Known as one-half of the creative force behind Brooklyn-based startup LoftOpera, the 26-year-old entrepreneur is also the co-founder of Royce, a company that helps small businesses navigate their insurance options.
“One of my passions is making insurance really accessible to both women and millennials,” says the WeWork Dumbo Heights member. “I feel like people my age, or even a little bit younger, see insurance as a field for soulless financiers, which it is not. One of my huge goals for this company is to change the way people think about insurance. It’s actually a really beautiful, fascinating, and human-centric field.”
As for the company’s name, it refers to Maury’s 93-year-old friend Royce.
“She is the toughest and most brilliant person I know,” says Maury. “She moved to the city in the ’40s as a fashion designer. She is one of those epic New York women who only wears black. She sends emojis now too.”
Below, Maury shares her best advice for small business owners shopping for insurance.
1. Think ahead. “The truth is that everyone who runs their own business thinks that nothing bad will ever happen to them, but that is very not true,” says Maury. “It doesn’t even need to be a high limit, but everyone needs general liability because even as an Etsy store owner, for example, if you sell a faulty product and it ends up hurting someone, Etsy will not be held liable. You will.”
2. Consider your employees. “You really do need some sort of corporate governance structure, even when you only have five to 10 employees,” says Maury. “A lot of small companies I’m seeing are making huge mistakes that are opening them up to employment practice liability problems. If you fire someone without putting them on a plan before you fire them, or you fire someone that was pregnant and you didn’t know they were pregnant, you can be really open to a lawsuit and get in big trouble.”

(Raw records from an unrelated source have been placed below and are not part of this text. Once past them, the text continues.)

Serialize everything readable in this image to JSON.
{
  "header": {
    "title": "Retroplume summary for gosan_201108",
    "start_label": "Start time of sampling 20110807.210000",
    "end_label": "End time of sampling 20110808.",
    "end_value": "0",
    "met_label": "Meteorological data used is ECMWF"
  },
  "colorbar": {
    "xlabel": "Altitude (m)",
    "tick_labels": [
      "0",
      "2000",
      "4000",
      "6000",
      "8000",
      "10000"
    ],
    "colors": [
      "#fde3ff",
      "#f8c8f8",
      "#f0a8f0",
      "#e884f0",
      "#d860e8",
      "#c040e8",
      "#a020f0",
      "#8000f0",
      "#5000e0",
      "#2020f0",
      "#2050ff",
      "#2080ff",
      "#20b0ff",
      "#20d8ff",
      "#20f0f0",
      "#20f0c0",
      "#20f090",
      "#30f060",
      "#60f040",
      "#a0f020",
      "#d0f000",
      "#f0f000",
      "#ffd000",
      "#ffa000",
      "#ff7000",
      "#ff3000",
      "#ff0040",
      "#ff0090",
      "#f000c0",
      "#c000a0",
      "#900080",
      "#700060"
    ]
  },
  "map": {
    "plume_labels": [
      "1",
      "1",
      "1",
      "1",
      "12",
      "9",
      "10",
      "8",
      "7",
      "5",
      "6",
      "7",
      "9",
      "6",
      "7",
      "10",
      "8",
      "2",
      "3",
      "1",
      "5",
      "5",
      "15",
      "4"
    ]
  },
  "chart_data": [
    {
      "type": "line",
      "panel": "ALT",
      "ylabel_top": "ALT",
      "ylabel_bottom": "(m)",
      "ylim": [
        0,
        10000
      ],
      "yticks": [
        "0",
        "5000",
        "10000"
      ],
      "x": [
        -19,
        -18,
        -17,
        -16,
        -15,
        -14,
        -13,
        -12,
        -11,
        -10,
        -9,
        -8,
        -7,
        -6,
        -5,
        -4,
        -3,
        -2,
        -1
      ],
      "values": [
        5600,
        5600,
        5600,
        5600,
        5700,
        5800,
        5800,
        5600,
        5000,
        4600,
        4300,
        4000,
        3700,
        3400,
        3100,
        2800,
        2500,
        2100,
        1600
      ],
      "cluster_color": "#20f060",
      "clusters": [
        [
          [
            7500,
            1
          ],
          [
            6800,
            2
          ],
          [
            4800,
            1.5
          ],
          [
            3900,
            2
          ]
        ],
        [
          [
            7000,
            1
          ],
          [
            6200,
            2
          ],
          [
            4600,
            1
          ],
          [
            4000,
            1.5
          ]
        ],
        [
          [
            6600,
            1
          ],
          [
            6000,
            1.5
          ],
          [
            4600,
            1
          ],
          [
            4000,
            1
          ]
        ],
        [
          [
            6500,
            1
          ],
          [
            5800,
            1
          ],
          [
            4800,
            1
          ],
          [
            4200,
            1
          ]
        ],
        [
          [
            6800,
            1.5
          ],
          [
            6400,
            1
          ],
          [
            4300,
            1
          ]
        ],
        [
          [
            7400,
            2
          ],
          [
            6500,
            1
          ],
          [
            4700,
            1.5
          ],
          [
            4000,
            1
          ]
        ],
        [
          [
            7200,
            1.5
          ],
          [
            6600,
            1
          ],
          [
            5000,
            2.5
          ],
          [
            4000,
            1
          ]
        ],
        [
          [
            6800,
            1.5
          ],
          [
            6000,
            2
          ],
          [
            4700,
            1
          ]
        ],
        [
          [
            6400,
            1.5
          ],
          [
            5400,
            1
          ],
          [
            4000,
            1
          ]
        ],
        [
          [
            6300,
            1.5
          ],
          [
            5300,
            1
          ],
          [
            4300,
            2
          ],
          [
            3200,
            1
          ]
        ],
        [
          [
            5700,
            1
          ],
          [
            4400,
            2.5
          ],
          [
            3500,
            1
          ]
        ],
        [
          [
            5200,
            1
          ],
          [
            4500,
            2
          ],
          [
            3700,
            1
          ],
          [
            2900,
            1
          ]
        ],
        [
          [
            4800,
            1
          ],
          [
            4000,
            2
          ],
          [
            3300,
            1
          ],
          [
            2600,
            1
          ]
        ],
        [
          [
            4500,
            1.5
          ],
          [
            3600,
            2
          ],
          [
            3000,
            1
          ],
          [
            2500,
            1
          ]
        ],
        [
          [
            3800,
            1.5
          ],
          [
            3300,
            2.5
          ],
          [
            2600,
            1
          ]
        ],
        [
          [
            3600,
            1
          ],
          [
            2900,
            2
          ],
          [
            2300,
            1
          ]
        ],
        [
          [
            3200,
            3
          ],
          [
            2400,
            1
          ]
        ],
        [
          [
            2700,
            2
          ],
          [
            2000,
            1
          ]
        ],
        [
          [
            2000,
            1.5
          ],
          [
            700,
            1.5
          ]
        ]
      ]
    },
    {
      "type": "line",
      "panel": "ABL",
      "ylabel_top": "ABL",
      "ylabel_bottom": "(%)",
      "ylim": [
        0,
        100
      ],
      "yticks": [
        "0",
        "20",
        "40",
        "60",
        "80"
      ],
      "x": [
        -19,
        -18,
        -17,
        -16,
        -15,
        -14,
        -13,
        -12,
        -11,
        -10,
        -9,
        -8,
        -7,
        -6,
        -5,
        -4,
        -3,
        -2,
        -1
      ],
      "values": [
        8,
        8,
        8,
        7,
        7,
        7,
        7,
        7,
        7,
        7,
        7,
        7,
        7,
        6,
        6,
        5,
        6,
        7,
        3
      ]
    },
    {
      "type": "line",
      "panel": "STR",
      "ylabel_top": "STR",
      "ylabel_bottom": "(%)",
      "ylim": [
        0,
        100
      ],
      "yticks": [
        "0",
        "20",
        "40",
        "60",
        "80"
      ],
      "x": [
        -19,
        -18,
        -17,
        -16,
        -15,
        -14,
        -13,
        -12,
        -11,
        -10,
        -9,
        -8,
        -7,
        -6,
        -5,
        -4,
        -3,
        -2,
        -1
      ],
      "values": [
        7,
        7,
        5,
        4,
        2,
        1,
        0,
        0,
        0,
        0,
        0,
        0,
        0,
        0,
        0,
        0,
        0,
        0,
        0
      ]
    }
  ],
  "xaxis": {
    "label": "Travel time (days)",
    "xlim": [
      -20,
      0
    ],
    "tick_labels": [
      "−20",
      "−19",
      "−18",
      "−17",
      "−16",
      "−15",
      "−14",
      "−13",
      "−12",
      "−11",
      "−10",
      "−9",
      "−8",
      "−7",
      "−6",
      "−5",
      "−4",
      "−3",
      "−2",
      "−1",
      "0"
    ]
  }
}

3. Talk to a broker. “For venture-backed companies—I know I meet a lot of them in WeWork—every time you go to raise a round, your venture capitalist is going to ask you to get directors and officers insurance,” says Maury. “General liability pretty much works across the board because it’s a very standard policy type. But for directors and officers, you need to actually talk to a broker, sit down with them, talk about your needs. Because depending on what kind of business you run, a policy could just not even react at all if something goes wrong with your company.”